The men working in the warehouse seem ambivalent about the space. For most of them, working conditions are more pleasant when it comes to temperature than other outdoor factories and warehouses. Tom Dittrich works in the Sherman Products Company factory and says that while the temperature is nice, he misses the sunlight.  Several of the workers said that they do not see the sun during the winter. Going into the tunnel in the morning dark and leaving in the evening, they have to wait for the weekends to see sunlight.

“You have to take the good with the bad,” Dittrich said.

Charlie Brown, president of Inplant Offices, said that the underground space works really well with their equipment and processing. The workers don’t have to battle the elements when they are loading and unloading the trucks and laminating the panels that they make for offices is done more easily in the controlled temperature. The only complaint for secretary of the company, Krystal Johnson, is that sometimes the humidity in the room warps the paperwork.

Inplant Offices’ space is 52,000 square feet with 22 feet tall ceilings. The air circulates through the space to the outside world 5 times an hour. Brown said that the owner of the office park and quarry, Mark Bussen, did above and beyond what was necessary for safety. Bussen provided the tunnel with a sophisticated smoke alarm and sprinkler system.

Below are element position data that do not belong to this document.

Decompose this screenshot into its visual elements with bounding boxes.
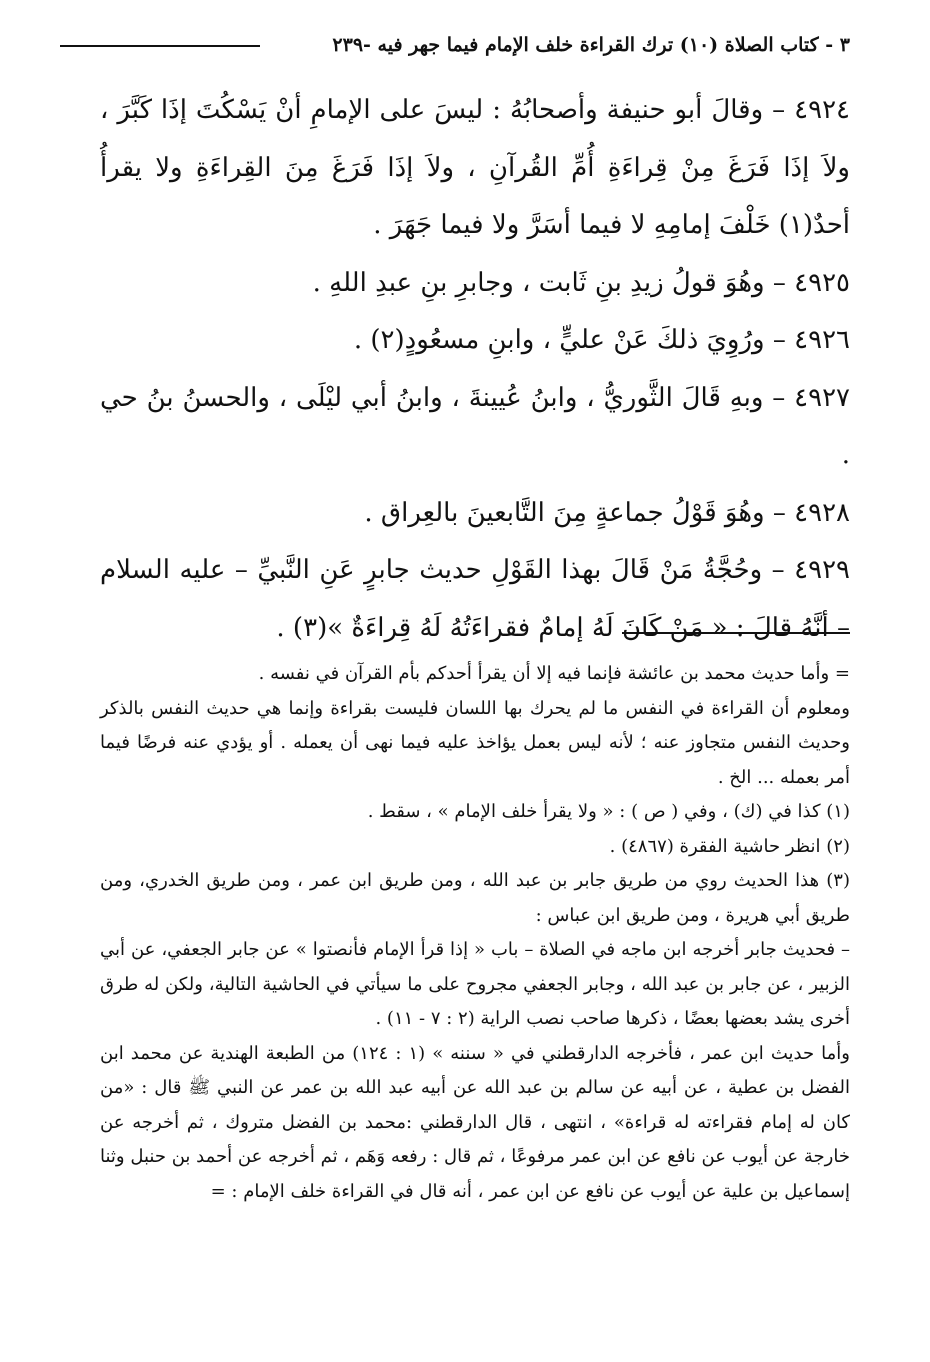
paragraph-4925: ٤٩٢٥ – وهُوَ قولُ زيدِ بنِ ثَابت ، وجابرِ بنِ عبدِ اللهِ . (312, 267, 850, 298)
paragraph-4927: ٤٩٢٧ – وبهِ قَالَ الثَّوريُّ ، وابنُ عُيينةَ ، وابنُ أبي ليْلَى ، والحسنُ بنُ حي . (100, 382, 850, 470)
footnotes (100, 657, 850, 1209)
footnote-3-jabir: – فحديث جابر أخرجه ابن ماجه في الصلاة – باب « إذا قرأ الإمام فأنصتوا » عن جابر الجعفي، عن أبي الزبير ، عن جابر بن عبد الله ، وجابر الجعفي مجروح على ما سيأتي في الحاشية التالية، ولكن له طرق أخرى يشد بعضها بعضًا ، ذكرها صاحب نصب الراية (٢ : ٧ - ١١) . (100, 939, 850, 1029)
paragraph-4928: ٤٩٢٨ – وهُوَ قَوْلُ جماعةٍ مِنَ التَّابعينَ بالعِراق . (364, 497, 850, 528)
footnote-1: (١) كذا في (ك) ، وفي ( ص ) : « ولا يقرأ خلف الإمام » ، سقط . (367, 801, 850, 822)
paragraph-4924: ٤٩٢٤ – وقالَ أبو حنيفة وأصحابُهُ : ليسَ على الإمامِ أنْ يَسْكُتَ إذَا كَبَّرَ ، ولاَ إذَا فَرَغَ مِنْ قِراءَةِ أُمِّ القُرآنِ ، ولاَ إذَا فَرَغَ مِنَ القِراءَةِ ولا يقرأُ أحدٌ(١) خَلْفَ إمامِهِ لا فيما أسَرَّ ولا فيما جَهَرَ . (100, 95, 850, 240)
header-title: ٣ - كتاب الصلاة (١٠) ترك القراءة خلف الإمام فيما جهر فيه -٢٣٩ (332, 34, 850, 56)
footnote-3-ibn-umar: وأما حديث ابن عمر ، فأخرجه الدارقطني في « سننه » (١ : ١٢٤) من الطبعة الهندية عن محمد ابن الفضل بن عطية ، عن أبيه عن سالم بن عبد الله عن أبيه عبد الله بن عمر عن النبي ﷺ قال : «من كان له إمام فقراءته له قراءة» ، انتهى ، قال الدارقطني :محمد بن الفضل متروك ، ثم أخرجه عن خارجة عن أيوب عن نافع عن ابن عمر مرفوعًا ، ثم قال : رفعه وَهَم ، ثم أخرجه عن أحمد بن حنبل وثنا إسماعيل بن علية عن أيوب عن نافع عن ابن عمر ، أنه قال في القراءة خلف الإمام : = (100, 1042, 850, 1202)
header-rule (60, 45, 260, 47)
main-text (100, 82, 850, 657)
footnote-separator (622, 632, 850, 634)
footnote-3: (٣) هذا الحديث روي من طريق جابر بن عبد الله ، ومن طريق ابن عمر ، ومن طريق الخدري، ومن طريق أبي هريرة ، ومن طريق ابن عباس : (100, 870, 850, 926)
footnote-2: (٢) انظر حاشية الفقرة (٤٨٦٧) . (609, 835, 850, 857)
paragraph-4929: ٤٩٢٩ – وحُجَّةُ مَنْ قَالَ بهذا القَوْلِ حديث جابرٍ عَنِ النَّبيِّ – عليه السلام – أنَّهُ قالَ : « مَنْ كَانَ لَهُ إمامٌ فقراءَتُهُ لَهُ قِراءَةٌ »(٣) . (100, 555, 850, 643)
footnote-continuation-2: ومعلوم أن القراءة في النفس ما لم يحرك بها اللسان فليست بقراءة وإنما هي حديث النفس بالذكر وحديث النفس متجاوز عنه ؛ لأنه ليس بعمل يؤاخذ عليه فيما نهى أن يعمله . أو يؤدي عنه فرضًا فيما أمر بعمله ... الخ . (100, 697, 850, 788)
paragraph-4926: ٤٩٢٦ – ورُوِيَ ذلكَ عَنْ عليٍّ ، وابنِ مسعُودٍ(٢) . (353, 325, 850, 355)
running-header (60, 30, 850, 60)
footnote-continuation: = وأما حديث محمد بن عائشة فإنما فيه إلا أن يقرأ أحدكم بأم القرآن في نفسه . (258, 663, 850, 684)
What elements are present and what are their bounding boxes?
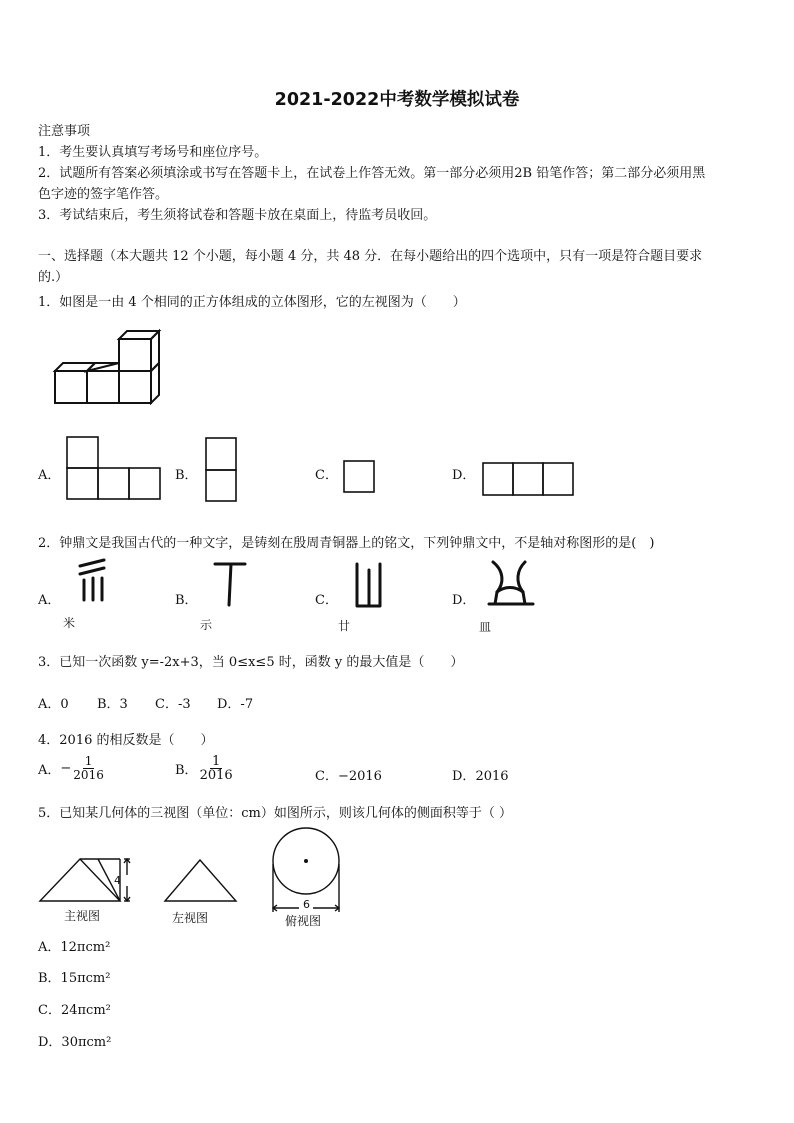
q5-height-label: 4 [114, 874, 121, 887]
q4-label-b: B． [175, 763, 198, 778]
q1-option-c-figure [343, 460, 377, 494]
q2-option-c-glyph [352, 560, 386, 610]
q3-option-c: C．-3 [155, 697, 191, 712]
q2-label-b: B． [175, 593, 198, 608]
q1-option-d-figure [482, 462, 576, 497]
q4-label-a: A． [38, 763, 61, 778]
q4-option-d [452, 765, 509, 784]
q4-a-denominator: 2016 [73, 768, 104, 782]
notice-item-2: 2．试题所有答案必须填涂或书写在答题卡上，在试卷上作答无效。第一部分必须用2B 铅笔作答；第二部分必须用黑 [38, 166, 706, 181]
q2-option-d-glyph [487, 558, 535, 608]
page-title: 2021-2022中考数学模拟试卷 [274, 90, 520, 110]
q5-option-a: A．12πcm² [38, 940, 111, 955]
q5-option-c: C．24πcm² [38, 1003, 111, 1018]
q4-b-numerator: 1 [211, 754, 221, 769]
q4-option-a [38, 755, 106, 782]
q4-option-c [315, 765, 382, 784]
q4-a-fraction [71, 755, 106, 782]
q1-option-a-figure [66, 436, 162, 502]
q4-d-value: 2016 [475, 769, 509, 784]
q3-stem: 3．已知一次函数 y=-2x+3，当 0≤x≤5 时，函数 y 的最大值是（ ） [38, 655, 464, 670]
q1-label-c: C． [315, 468, 338, 483]
q2-option-b-glyph [212, 560, 248, 608]
q1-label-d: D． [452, 468, 476, 483]
q5-top-view-label: 俯视图 [285, 914, 322, 928]
q4-stem: 4．2016 的相反数是（ ） [38, 733, 214, 748]
section-heading: 一、选择题（本大题共 12 个小题，每小题 4 分，共 48 分．在每小题给出的四个选项中，只有一项是符合题目要求 [38, 249, 703, 264]
q5-side-view [163, 857, 241, 905]
q4-b-fraction [198, 755, 235, 782]
q1-option-b-figure [205, 437, 239, 503]
q4-a-numerator: 1 [84, 754, 93, 768]
q3-option-a: A．0 [38, 697, 69, 712]
notice-item-1: 1．考生要认真填写考场号和座位序号。 [38, 145, 268, 160]
q2-label-c: C． [315, 593, 338, 608]
q4-option-b [175, 755, 235, 782]
q5-option-d: D．30πcm² [38, 1035, 112, 1050]
q2-option-a-char: 米 [63, 616, 76, 630]
q3-option-d: D．-7 [217, 697, 254, 712]
q2-option-d-char: 皿 [479, 620, 492, 634]
q2-option-a-glyph [76, 556, 110, 606]
notice-item-3: 3．考试结束后，考生须将试卷和答题卡放在桌面上，待监考员收回。 [38, 208, 437, 223]
q1-label-b: B． [175, 468, 198, 483]
q4-a-sign: − [60, 761, 72, 776]
q2-option-c-char: 廿 [338, 619, 351, 633]
notice-item-2-cont: 色字迹的签字笔作答。 [38, 187, 169, 202]
section-heading-cont: 的.） [38, 270, 69, 285]
q4-c-value: −2016 [337, 769, 382, 784]
q5-side-view-label: 左视图 [172, 911, 209, 925]
q2-option-b-char: 示 [200, 618, 213, 632]
q3-option-b: B．3 [97, 697, 128, 712]
q5-option-b: B．15πcm² [38, 971, 111, 986]
q4-label-c: C． [315, 769, 338, 784]
q2-stem: 2．钟鼎文是我国古代的一种文字，是铸刻在殷周青铜器上的铭文，下列钟鼎文中，不是轴对称图形的是( ) [38, 536, 655, 551]
q4-label-d: D． [452, 769, 476, 784]
q5-front-view-label: 主视图 [64, 909, 101, 923]
q5-stem: 5．已知某几何体的三视图（单位：cm）如图所示，则该几何体的侧面积等于（ ） [38, 806, 513, 821]
q1-label-a: A． [38, 468, 61, 483]
q5-diameter-label: 6 [303, 898, 310, 911]
q2-label-a: A． [38, 593, 61, 608]
q1-stem: 1．如图是一由 4 个相同的正方体组成的立体图形，它的左视图为（ ） [38, 295, 466, 310]
q2-label-d: D． [452, 593, 476, 608]
notice-heading: 注意事项 [38, 124, 91, 139]
q4-b-denominator: 2016 [199, 768, 233, 783]
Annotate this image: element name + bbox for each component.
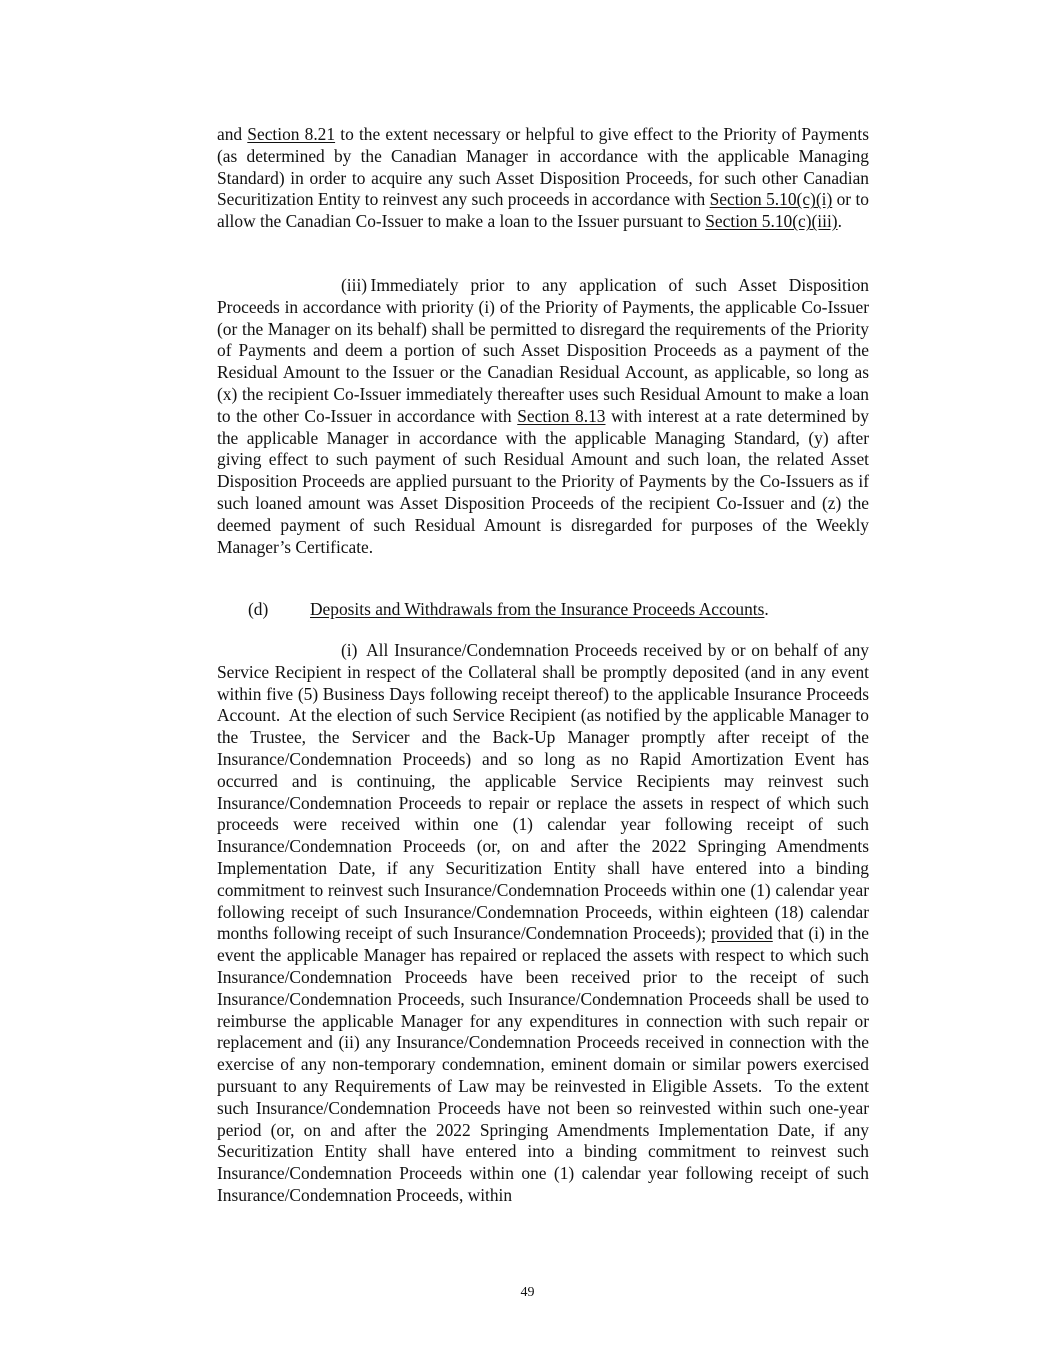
section-d-heading: (d) Deposits and Withdrawals from the Insurance Proceeds Accounts.: [248, 599, 769, 619]
section-8-21-reference: Section 8.21: [247, 124, 336, 144]
section-5-10-c-iii-reference: Section 5.10(c)(iii): [705, 211, 838, 232]
paragraph-i-insurance-proceeds: (i) All Insurance/Condemnation Proceeds received by or on behalf of any Service Recipient in respect of the Collateral shall be promptly deposited (and in any event within five (5) Business Days following receipt thereof) to the applicable Insurance Proceeds Account. At the election of such Service Recipient (as notified by the applicable Manager to the Trustee, the Servicer and the Back-Up Manager promptly after receipt of the Insurance/Condemnation Proceeds) and so long as no Rapid Amortization Event has occurred and is continuing, the applicable Service Recipients may reinvest such Insurance/Condemnation Proceeds to repair or replace the assets in respect of which such proceeds were received within one (1) calendar year following receipt of such Insurance/Condemnation Proceeds (or, on and after the 2022 Springing Amendments Implementation Date, if any Securitization Entity shall have entered into a binding commitment to reinvest such Insurance/Condemnation Proceeds within one (1) calendar year following receipt of such Insurance/Condemnation Proceeds, within eighteen (18) calendar months following receipt of such Insurance/Condemnation Proceeds); provided that (i) in the event the applicable Manager has repaired or replaced the assets with respect to which such Insurance/Condemnation Proceeds have been received prior to the receipt of such Insurance/Condemnation Proceeds, such Insurance/Condemnation Proceeds shall be used to reimburse the applicable Manager for any expenditures in connection with such repair or replacement and (ii) any Insurance/Condemnation Proceeds received in connection with the exercise of any non-temporary condemnation, eminent domain or similar powers exercised pursuant to any Requirements of Law may be reinvested in Eligible Assets. To the extent such Insurance/Condemnation Proceeds have not been so reinvested within such one-year period (or, on and after the 2022 Springing Amendments Implementation Date, if any Securitization Entity shall have entered into a binding commitment to reinvest such Insurance/Condemnation Proceeds within one (1) calendar year following receipt of such Insurance/Condemnation Proceeds, within: [217, 640, 870, 1205]
section-5-10-c-i-reference: Section 5.10(c)(i): [709, 189, 833, 210]
paragraph-iii-residual-amount: (iii) Immediately prior to any application of such Asset Disposition Proceeds in accordance with priority (i) of the Priority of Payments, the applicable Co-Issuer (or the Manager on its behalf) shall be permitted to disregard the requirements of the Priority of Payments and deem a portion of such Asset Disposition Proceeds as a payment of the Residual Amount to the Issuer or the Canadian Residual Account, as applicable, so long as (x) the recipient Co-Issuer immediately thereafter uses such Residual Amount to make a loan to the other Co-Issuer in accordance with Section 8.13 with interest at a rate determined by the applicable Manager in accordance with the applicable Managing Standard, (y) after giving effect to such payment of such Residual Amount and such loan, the related Asset Disposition Proceeds are applied pursuant to the Priority of Payments by the Co-Issuers as if such loaned amount was Asset Disposition Proceeds of the recipient Co-Issuer and (z) the deemed payment of such Residual Amount is disregarded for purposes of the Weekly Manager’s Certificate.: [217, 275, 870, 557]
section-d-label: (d): [248, 599, 269, 619]
provided-term: provided: [710, 923, 773, 944]
paragraph-asset-disposition-continuation: and Section 8.21 to the extent necessary or helpful to give effect to the Priority of Payments (as determined by the Canadian Manager in accordance with the applicable Managing Standard) in order to acquire any such Asset Disposition Proceeds, for such other Canadian Securitization Entity to reinvest any such proceeds in accordance with Section 5.10(c)(i) or to allow the Canadian Co-Issuer to make a loan to the Issuer pursuant to Section 5.10(c)(iii).: [217, 124, 869, 232]
page-number: 49: [520, 1285, 535, 1300]
section-8-13-reference: Section 8.13: [517, 405, 606, 426]
section-d-title: Deposits and Withdrawals from the Insurance Proceeds Accounts: [310, 599, 765, 619]
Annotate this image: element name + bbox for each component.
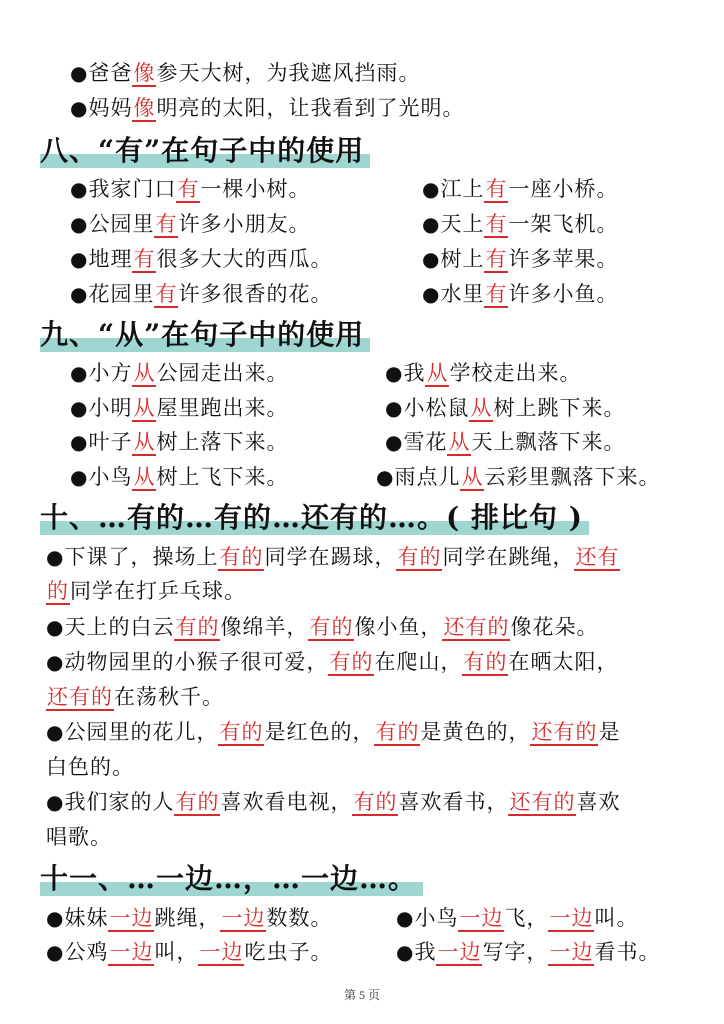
sentence-line: ●小明从屋里跑出来。 [70,396,289,420]
keyword: 一边 [437,940,482,964]
keyword: 有的 [219,720,264,744]
keyword: 从 [426,361,449,385]
keyword: 有的 [397,545,442,569]
keyword: 有的 [353,790,398,814]
sentence-line: ●叶子从树上落下来。 [70,430,289,454]
keyword: 有 [485,177,508,201]
keyword: 从 [133,465,156,489]
sentence-line: ●树上有许多苹果。 [422,247,619,271]
keyword: 像 [133,61,156,85]
keyword: 还有 [575,545,620,569]
page-number: 第 5 页 [343,988,380,1002]
keyword: 从 [133,430,156,454]
keyword: 一边 [549,940,594,964]
sentence-line: ●雪花从天上飘落下来。 [385,430,626,454]
sentence-line: ●天上的白云有的像绵羊，有的像小鱼，还有的像花朵。 [46,615,599,639]
keyword: 一边 [199,940,244,964]
keyword: 从 [448,430,471,454]
keyword: 还有的 [509,790,576,814]
keyword: 有 [177,177,200,201]
section-heading: 十一、…一边…，…一边…。 [40,862,417,896]
sentence-line: ●我从学校走出来。 [385,361,582,385]
keyword: 一边 [109,940,154,964]
sentence-line: 白色的。 [46,755,134,779]
sentence-line: ●小鸟一边飞，一边叫。 [396,906,639,930]
sentence-line: ●下课了，操场上有的同学在踢球，有的同学在跳绳，还有 [46,545,620,569]
sentence-line: ●动物园里的小猴子很可爱，有的在爬山，有的在晒太阳， [46,650,619,674]
keyword: 还有的 [47,685,113,709]
keyword: 的 [47,579,69,603]
sentence-line: ●小松鼠从树上跳下来。 [385,396,626,420]
keyword: 从 [470,396,493,420]
sentence-line: ●雨点儿从云彩里飘落下来。 [376,465,661,489]
keyword: 还有的 [531,720,598,744]
sentence-line: ●爸爸像参天大树，为我遮风挡雨。 [70,61,421,85]
sentence-line: ●我一边写字，一边看书。 [396,940,661,964]
keyword: 有的 [175,615,220,639]
keyword: 一边 [549,906,594,930]
keyword: 一边 [459,906,504,930]
section-heading: 九、“从”在句子中的使用 [40,318,364,352]
keyword: 还有的 [443,615,510,639]
sentence-line: ●天上有一架飞机。 [422,212,619,236]
sentence-line: ●妹妹一边跳绳，一边数数。 [46,906,333,930]
sentence-line: ●公鸡一边叫，一边吃虫子。 [46,940,333,964]
keyword: 有的 [463,650,508,674]
sentence-line: ●花园里有许多很香的花。 [70,282,333,306]
sentence-line: 还有的在荡秋千。 [47,685,224,709]
keyword: 从 [461,465,484,489]
keyword: 像 [133,96,156,120]
keyword: 一边 [109,906,154,930]
keyword: 有 [155,212,178,236]
keyword: 一边 [221,906,266,930]
section-heading: 八、“有”在句子中的使用 [40,134,364,168]
sentence-line: ●地理有很多大大的西瓜。 [70,247,333,271]
keyword: 有的 [329,650,374,674]
keyword: 有 [133,247,156,271]
keyword: 从 [133,361,156,385]
keyword: 有的 [219,545,264,569]
keyword: 有的 [309,615,354,639]
keyword: 有的 [375,720,420,744]
keyword: 有 [485,282,508,306]
sentence-line: ●小方从公园走出来。 [70,361,289,385]
keyword: 从 [133,396,156,420]
sentence-line: ●公园里的花儿，有的是红色的，有的是黄色的，还有的是 [46,720,621,744]
sentence-line: ●我家门口有一棵小树。 [70,177,311,201]
sentence-line: ●妈妈像明亮的太阳，让我看到了光明。 [70,96,465,120]
sentence-line: ●江上有一座小桥。 [422,177,619,201]
keyword: 有的 [175,790,220,814]
section-heading: 十、…有的…有的…还有的…。( 排比句 ) [40,501,583,535]
keyword: 有 [485,212,508,236]
sentence-line: ●小鸟从树上飞下来。 [70,465,289,489]
sentence-line: ●公园里有许多小朋友。 [70,212,311,236]
keyword: 有 [485,247,508,271]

The tunnel still has room for more offices and warehouses. Shermann believes that underground office spaces might see a big boom with the growth of the green movement. While this particular underground office park does not have much to attract the general public, it is interesting to note that this unique opportunity is available to businesses in our area. The future may bring opportunities for further underground development in the rich landscape of this area.